The results were significant. After eight months, Roulette+ reached 6,000 daily downloads and increased App Store installs by 711%. Growth extended beyond Europe and the United States into newer regions such as Brazil and the Middle East.
This Keyword Spy case study shows how competitor analysis can uncover proven keyword opportunities and help scale visibility across multiple countries without relying on trial and error.
How AppFollow helps you run competitor keyword analysis as a system
Everything we've covered so far can be done manually. The challenge is doing it consistently across countries, competitors, and app stores. That's where AppFollow shifts competitor app keyword research from a project into an operating system.
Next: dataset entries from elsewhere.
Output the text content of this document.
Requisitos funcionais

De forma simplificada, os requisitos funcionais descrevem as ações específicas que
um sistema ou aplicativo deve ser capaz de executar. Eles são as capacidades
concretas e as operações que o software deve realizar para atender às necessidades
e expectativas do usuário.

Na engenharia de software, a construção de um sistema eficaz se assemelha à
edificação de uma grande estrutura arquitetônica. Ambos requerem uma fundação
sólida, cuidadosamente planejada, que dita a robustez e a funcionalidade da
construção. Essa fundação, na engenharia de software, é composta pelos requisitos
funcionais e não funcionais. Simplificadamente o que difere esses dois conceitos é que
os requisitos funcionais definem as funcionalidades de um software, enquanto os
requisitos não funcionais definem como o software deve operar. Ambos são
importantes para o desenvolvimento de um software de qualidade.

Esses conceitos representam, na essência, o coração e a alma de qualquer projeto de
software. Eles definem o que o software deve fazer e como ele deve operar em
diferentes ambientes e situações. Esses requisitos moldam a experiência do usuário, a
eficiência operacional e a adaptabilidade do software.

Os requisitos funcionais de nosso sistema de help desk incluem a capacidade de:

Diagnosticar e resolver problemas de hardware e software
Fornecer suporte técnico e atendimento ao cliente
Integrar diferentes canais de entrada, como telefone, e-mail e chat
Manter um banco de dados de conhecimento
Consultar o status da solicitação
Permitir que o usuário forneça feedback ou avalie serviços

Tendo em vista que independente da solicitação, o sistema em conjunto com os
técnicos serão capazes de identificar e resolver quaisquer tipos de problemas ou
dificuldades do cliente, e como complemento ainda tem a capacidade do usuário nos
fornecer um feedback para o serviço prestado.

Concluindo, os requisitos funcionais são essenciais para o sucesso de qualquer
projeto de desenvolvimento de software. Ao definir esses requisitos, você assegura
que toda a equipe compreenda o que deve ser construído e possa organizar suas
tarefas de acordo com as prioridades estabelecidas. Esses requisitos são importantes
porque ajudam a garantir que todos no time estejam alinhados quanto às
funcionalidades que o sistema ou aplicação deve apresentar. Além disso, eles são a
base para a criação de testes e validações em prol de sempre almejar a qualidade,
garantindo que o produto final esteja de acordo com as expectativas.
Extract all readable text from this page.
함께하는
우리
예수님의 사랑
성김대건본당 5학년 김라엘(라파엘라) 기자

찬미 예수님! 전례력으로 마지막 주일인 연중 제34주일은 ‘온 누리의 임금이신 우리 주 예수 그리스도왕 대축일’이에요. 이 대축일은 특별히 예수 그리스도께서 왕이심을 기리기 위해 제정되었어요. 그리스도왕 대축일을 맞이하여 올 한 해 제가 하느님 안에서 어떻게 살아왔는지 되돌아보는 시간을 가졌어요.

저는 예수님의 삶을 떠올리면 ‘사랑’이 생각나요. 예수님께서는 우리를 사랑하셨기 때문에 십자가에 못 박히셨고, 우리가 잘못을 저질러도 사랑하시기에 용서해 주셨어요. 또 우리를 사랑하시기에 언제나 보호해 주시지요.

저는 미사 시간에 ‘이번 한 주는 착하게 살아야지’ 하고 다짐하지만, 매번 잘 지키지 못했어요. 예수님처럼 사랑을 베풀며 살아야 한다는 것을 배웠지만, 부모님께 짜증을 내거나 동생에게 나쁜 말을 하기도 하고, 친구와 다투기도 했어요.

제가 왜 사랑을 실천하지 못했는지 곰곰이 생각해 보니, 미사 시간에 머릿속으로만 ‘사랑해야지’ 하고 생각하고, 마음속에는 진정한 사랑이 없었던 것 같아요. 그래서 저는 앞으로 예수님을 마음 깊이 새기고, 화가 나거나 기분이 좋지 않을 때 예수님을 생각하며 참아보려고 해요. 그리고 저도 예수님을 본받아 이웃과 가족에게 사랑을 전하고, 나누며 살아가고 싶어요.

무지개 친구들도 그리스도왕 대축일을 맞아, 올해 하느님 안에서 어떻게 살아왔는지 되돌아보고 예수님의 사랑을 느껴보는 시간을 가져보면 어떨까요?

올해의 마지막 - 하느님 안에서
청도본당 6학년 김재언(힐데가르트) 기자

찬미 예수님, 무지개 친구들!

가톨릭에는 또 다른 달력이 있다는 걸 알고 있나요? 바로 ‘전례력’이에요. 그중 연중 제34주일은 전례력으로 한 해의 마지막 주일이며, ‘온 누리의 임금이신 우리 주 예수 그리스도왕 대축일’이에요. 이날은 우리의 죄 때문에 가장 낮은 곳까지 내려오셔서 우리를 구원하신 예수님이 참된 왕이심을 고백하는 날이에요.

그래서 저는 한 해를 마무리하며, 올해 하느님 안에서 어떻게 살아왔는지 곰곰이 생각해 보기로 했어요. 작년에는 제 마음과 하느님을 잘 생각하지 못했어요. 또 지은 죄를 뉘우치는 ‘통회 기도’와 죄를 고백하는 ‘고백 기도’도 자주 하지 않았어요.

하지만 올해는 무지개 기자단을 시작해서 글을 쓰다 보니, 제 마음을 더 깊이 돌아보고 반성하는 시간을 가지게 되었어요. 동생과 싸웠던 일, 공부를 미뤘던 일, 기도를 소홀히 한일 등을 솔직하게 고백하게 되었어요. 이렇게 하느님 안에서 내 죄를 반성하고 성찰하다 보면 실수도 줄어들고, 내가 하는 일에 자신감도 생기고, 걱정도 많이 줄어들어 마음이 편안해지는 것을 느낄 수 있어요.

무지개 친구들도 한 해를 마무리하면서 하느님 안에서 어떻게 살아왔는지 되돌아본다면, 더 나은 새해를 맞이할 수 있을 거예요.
- Keyword Spy sits at the center of the workflow. It shows every keyword a competitor ranks for, along with Search Visibility Score, ranking position, and country-level performance. The Summary view provides the complete keyword inventory. Top Downloads highlights which keywords contribute the largest share of installs and includes Popularity Score data. Ranking buckets break opportunities into Top-1, Top-5, Top-10, and Top-50 positions, making it easier to prioritize where to compete.
- Compare Discovery helps answer a different question: which competitors matter most? You can benchmark up to five apps at once using metrics such as Store Performance Index, Brand Power, and Organic Discovery Performance. The Market Leaders view visualizes competitive positioning by country and includes the Countries Won metric. Top Keywords surfaces Non-branded Organic Keyword Share, helping separate genuine discovery traffic from branded demand. For stakeholder reporting, results can be exported directly to PDF.
- Competitor analysis extends beyond keywords. Compare Feedback adds competitor review intelligence through ratings trends, top tags, customer-satisfaction signals, and Semantic Insights by country for Enterprise customers. Review data often reveals unmet user needs that later become keywords and positioning opportunities.
- Alerts provide the always-on layer. Metadata changes, ranking shifts, featuring events, and review anomalies are tracked automatically across competitors and markets, turning periodic audits into continuous monitoring.
For teams that want support beyond software, AppFollow Growth Consulting provides end-to-end execution. The team has optimized more than 500 apps and games, supports 40+ language localizations, and reports an average 30% organic uplift after app page optimization. Competitor research and analysis is one of the core service areas.
"Teams lose speed when they spread effort across visibility, conversion, and reputation at the same time. The better approach is to identify which layer is underperforming enough to hold back the others. If your app already gets search traffic, keyword work has done its part for now. The next question is whether the store page is converting that attention.
In AppFollow, teams usually validate that by comparing visibility, traffic, downloads, and conversion rate side by side, then filtering by country, store, and channel."
— Ilia Kukharev, Product Manager at AppFollow
The goal of ASO competitor analysis is to know which action to take next. AppFollow brings keyword intelligence, competitor monitoring, review analysis, performance metrics, and consulting into a single workflow so that decision becomes easier to make.